Observe-se a relação com quem o assiste: ele acompanha o compasso dos ajudantes e deixa-se guiar; não há puxões, nem desvios impulsivos para saudar curiosos, nem grandiloquência para a galeria. Isto é cooperação; não desinibição.
Observe-se o controlo motor: suporta o peso com ajuda e coloca os pés de forma deliberada; não falha repetidamente o puxador da porta, não embate em obstáculos. O álcool denuncia-se por erros de pontaria: chaves que caem duas vezes, portas tentadas três vezes, lancis pisados de novo e de novo; nada disso é visível.
Observe-se o comportamento: não há floreio argumentativo, nem euforia ligeira, nem apartes arrastados para a multidão. A doença costuma ser silenciosa; poupa energia; fixa os olhos no passo seguinte e no assento mais próximo. E repare-se, por fim, na linguagem corporal de quem o auxilia: o aperto é de proteção, não de contenção; o espaçamento é deliberado; a coreografia lê-se como um plano traçado de antemão para prevenir um colapso. Assim se acompanha quem desmaia com facilidade, quem padece de vertigens, quem saiu de um procedimento; não assim se controla o imprevisível.
Se quisermos um enquadramento clínico, o padrão é familiar: passos lentos e cautelosos; apoio lateral; cabeça e tronco adiantados; afeto cooperante. É compatível com vários estados benignos mas penosos: hipotensão ortostática; desidratação após viagem ou calor; crise vestibular; efeitos de medicação; fadiga comum no pós-doença. São fragilidades humanas; não exigem conspiração; não justificam difamação.
Porque é que um fragmento de vídeo se converte tão depressa num referendo ao caráter de alguém? Parte da resposta reside na nossa história. Angola continua a viver com o eco de uma guerra longa.
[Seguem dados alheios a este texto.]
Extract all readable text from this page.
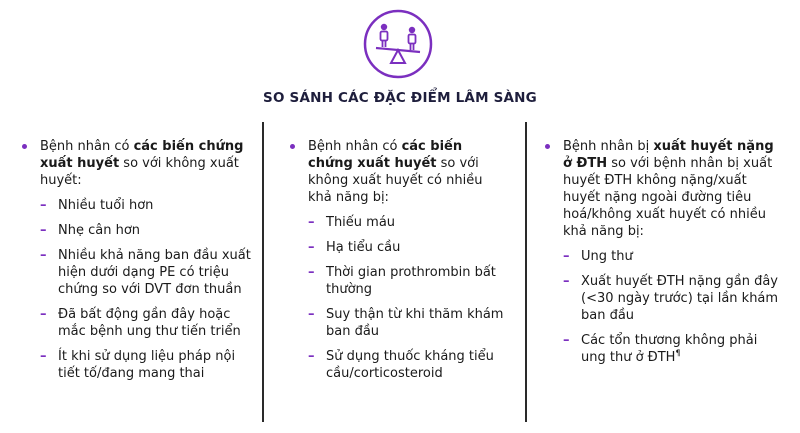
SO SÁNH CÁC ĐẶC ĐIỂM LÂM SÀNG
Bệnh nhân có các biến chứng xuất huyết so với không xuất huyết:
– Nhiều tuổi hơn
– Nhẹ cân hơn
– Nhiều khả năng ban đầu xuất hiện dưới dạng PE có triệu chứng so với DVT đơn thuần
– Đã bất động gần đây hoặc mắc bệnh ung thư tiến triển
– Ít khi sử dụng liệu pháp nội tiết tố/đang mang thai
Bệnh nhân có các biến chứng xuất huyết so với không xuất huyết có nhiều khả năng bị:
– Thiếu máu
– Hạ tiểu cầu
– Thời gian prothrombin bất thường
– Suy thận từ khi thăm khám ban đầu
– Sử dụng thuốc kháng tiểu cầu/corticosteroid
Bệnh nhân bị xuất huyết nặng ở ĐTH so với bệnh nhân bị xuất huyết ĐTH không nặng/xuất huyết nặng ngoài đường tiêu hoá/không xuất huyết có nhiều khả năng bị:
– Ung thư
– Xuất huyết ĐTH nặng gần đây (<30 ngày trước) tại lần khám ban đầu
– Các tổn thương không phải ung thư ở ĐTH¶
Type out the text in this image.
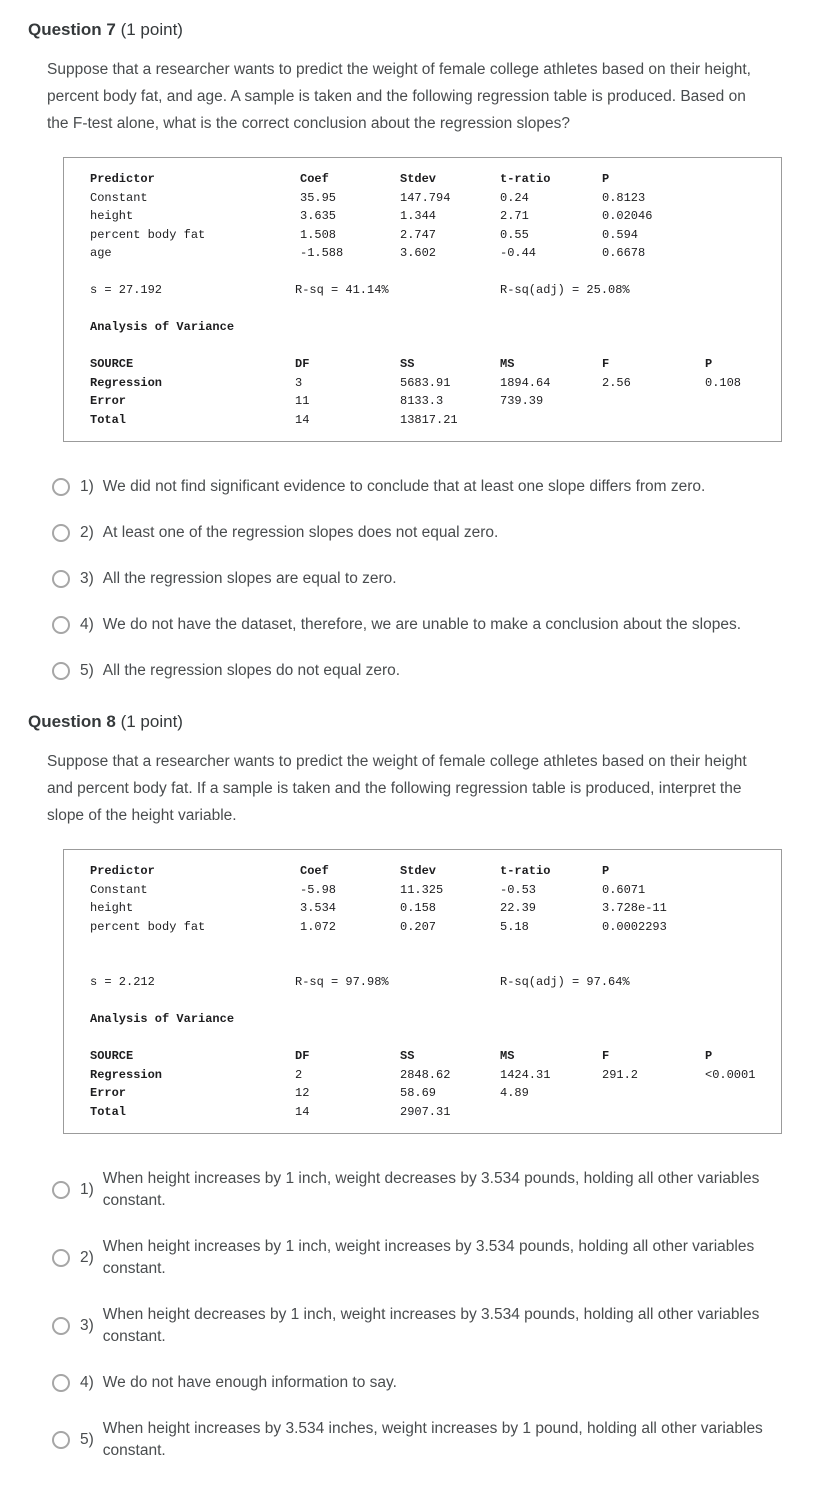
Question 7 (1 point)

Suppose that a researcher wants to predict the weight of female college athletes based on their height, percent body fat, and age. A sample is taken and the following regression table is produced. Based on the F-test alone, what is the correct conclusion about the regression slopes?

Predictor	Coef	Stdev	t-ratio	P
Constant	35.95	147.794	0.24	0.8123
height	3.635	1.344	2.71	0.02046
percent body fat	1.508	2.747	0.55	0.594
age	-1.588	3.602	-0.44	0.6678
s = 27.192	R-sq = 41.14%	R-sq(adj) = 25.08%
Analysis of Variance
SOURCE	DF	SS	MS	F	P
Regression	3	5683.91	1894.64	2.56	0.108
Error	11	8133.3	739.39
Total	14	13817.21
1) We did not find significant evidence to conclude that at least one slope differs from zero.
2) At least one of the regression slopes does not equal zero.
3) All the regression slopes are equal to zero.
4) We do not have the dataset, therefore, we are unable to make a conclusion about the slopes.
5) All the regression slopes do not equal zero.
Question 8 (1 point)

Suppose that a researcher wants to predict the weight of female college athletes based on their height and percent body fat. If a sample is taken and the following regression table is produced, interpret the slope of the height variable.

Predictor	Coef	Stdev	t-ratio	P
Constant	-5.98	11.325	-0.53	0.6071
height	3.534	0.158	22.39	3.728e-11
percent body fat	1.072	0.207	5.18	0.0002293
s = 2.212	R-sq = 97.98%	R-sq(adj) = 97.64%
Analysis of Variance
SOURCE	DF	SS	MS	F	P
Regression	2	2848.62	1424.31	291.2	<0.0001
Error	12	58.69	4.89
Total	14	2907.31
1)
When height increases by 1 inch, weight decreases by 3.534 pounds, holding all other variables constant.
2)
When height increases by 1 inch, weight increases by 3.534 pounds, holding all other variables constant.
3)
When height decreases by 1 inch, weight increases by 3.534 pounds, holding all other variables constant.
4) We do not have enough information to say.
5)
When height increases by 3.534 inches, weight increases by 1 pound, holding all other variables constant.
O combate terminou em 2002; a recomposição do tecido social — confiança, recato, o instinto de humanizar o adversário — leva mais tempo do que reparar estradas e pontes. Uma geração criada entre deslocação e perda aprende hábitos de dureza; quando chega a paz, esses hábitos podem calcificar em cinismo. Resultado: um espaço público onde a vulnerabilidade é tratada como teatro e a doença é confundida com vício.
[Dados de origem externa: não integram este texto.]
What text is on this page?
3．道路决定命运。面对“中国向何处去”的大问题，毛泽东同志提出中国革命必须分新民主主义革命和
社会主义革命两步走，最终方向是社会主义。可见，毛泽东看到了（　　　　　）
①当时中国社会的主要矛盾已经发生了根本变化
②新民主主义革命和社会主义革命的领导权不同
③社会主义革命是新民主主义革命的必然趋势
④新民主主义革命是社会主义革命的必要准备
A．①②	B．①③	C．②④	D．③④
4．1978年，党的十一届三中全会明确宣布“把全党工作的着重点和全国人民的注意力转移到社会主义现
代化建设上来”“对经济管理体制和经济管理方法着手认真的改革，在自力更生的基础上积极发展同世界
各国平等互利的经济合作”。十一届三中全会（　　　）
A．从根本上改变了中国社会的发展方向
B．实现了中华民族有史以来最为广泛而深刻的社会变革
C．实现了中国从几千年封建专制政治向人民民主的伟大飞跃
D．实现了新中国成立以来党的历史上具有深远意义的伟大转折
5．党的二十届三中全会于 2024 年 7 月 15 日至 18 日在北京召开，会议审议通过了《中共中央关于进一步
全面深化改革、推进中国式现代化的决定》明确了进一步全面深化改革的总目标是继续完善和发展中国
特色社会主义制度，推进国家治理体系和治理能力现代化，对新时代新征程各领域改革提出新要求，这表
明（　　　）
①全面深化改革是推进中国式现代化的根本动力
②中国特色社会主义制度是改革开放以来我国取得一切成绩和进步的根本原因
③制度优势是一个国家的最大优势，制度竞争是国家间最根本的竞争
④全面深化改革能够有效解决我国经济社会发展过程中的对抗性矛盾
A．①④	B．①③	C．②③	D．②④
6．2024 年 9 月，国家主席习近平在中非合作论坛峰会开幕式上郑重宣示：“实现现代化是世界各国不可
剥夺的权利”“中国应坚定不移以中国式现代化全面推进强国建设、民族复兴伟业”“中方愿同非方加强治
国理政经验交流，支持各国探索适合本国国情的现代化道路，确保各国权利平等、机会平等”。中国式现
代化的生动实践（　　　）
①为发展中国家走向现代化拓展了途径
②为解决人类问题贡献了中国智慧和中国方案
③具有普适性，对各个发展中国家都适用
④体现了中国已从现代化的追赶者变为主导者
Há ainda a condição moderna: a fadiga da compaixão e o entorpecimento psíquico, descritos pela psicologia, que decorrem da exposição incessante à dor alheia. Na trovoada permanente das redes sociais, cada vídeo chega descontextualizado; a indignação e a troça são as moedas mais baratas da atenção. O ecossistema remunera a insinuação veloz em detrimento da inferência lenta; prospera com o juízo instantâneo, o meme, o coro. Nada disto é exclusivamente angolano; porém, fere mais onde o trauma está à flor da pele.
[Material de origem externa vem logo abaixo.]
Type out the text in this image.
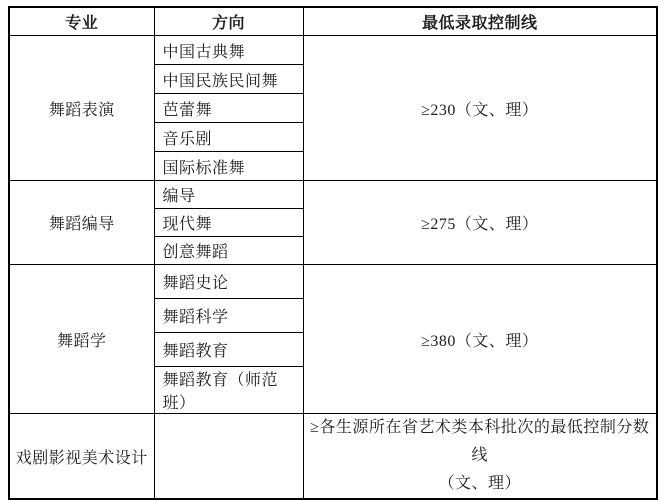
专业	方向	最低录取控制线
舞蹈表演	中国古典舞	≥230（文、理）
	中国民族民间舞	
	芭蕾舞	
	音乐剧	
	国际标准舞	
舞蹈编导	编导	≥275（文、理）
	现代舞	
	创意舞蹈	
舞蹈学	舞蹈史论	≥380（文、理）
	舞蹈科学	
	舞蹈教育	
	舞蹈教育（师范班）	
戏剧影视美术设计		≥各生源所在省艺术类本科批次的最低控制分数线
（文、理）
Outra razão: as nossas instituições continuam a formar-se. Angola é um país relativamente jovem; muito da vida pública filtra-se por filiações partidárias, e a cena política é dominada por um elenco reduzido de personalidades.
A democracia é desarrumada; a nossa — com um sistema eleitoral complexo, propenso a coligações e recomposições — é mais desarrumada ainda. Exige compromisso; as configurações mudam e surpreendem. Cresce a impaciência, e começamos a projetar em demasia sobre indivíduos. Essas projeções, mesmo laudatórias, convertem-se em passivos; qualquer indício de fraqueza é aproveitado por rivais, amplificado por câmaras de eco, e a análise degrada-se em psicologia de personagens, em vez de matéria substantiva.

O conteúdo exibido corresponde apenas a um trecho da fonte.